Doktor Zbigniew Pawłowicz na pewno zasługuje, aby znaleźć się w gronie wybitnych bydgoszczan. Ku temu nie mam najmniejszych wątpliwości, ale mój niesmak budzi to, że zostanie on uhonorowany na tydzień przed wyborami, w których sam startuje. Zapewne pojawią się komentarze, że odsłonięcie tego autografu będzie częścią kampanii wyborczej PO i będą to opinie w pewnym sensie uzasadnione. Być może pojawią się też wypowiedzi negatywne o doktorze Pawłowiczu z niektórych środowisk, czego też należy się spodziewać. Ogólnie mówiąc, sprawa będzie budzić kontrowersje.

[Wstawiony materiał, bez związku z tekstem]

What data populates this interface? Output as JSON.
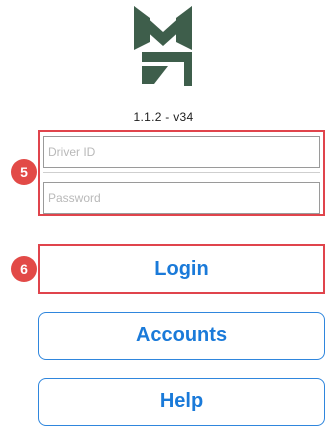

I tutaj zastanawiam się tylko – po co to wszystko? Bo jak by nie można przesunąć tej uroczystości o 2 tygodnie do przodu. W przeszłości odbywała się ona przecież nawet i w grudniu.
Doktor Pawłowicz na bilbordach wyborczych pojawia się wspólnie z prezydentem Rafałem Bruskim.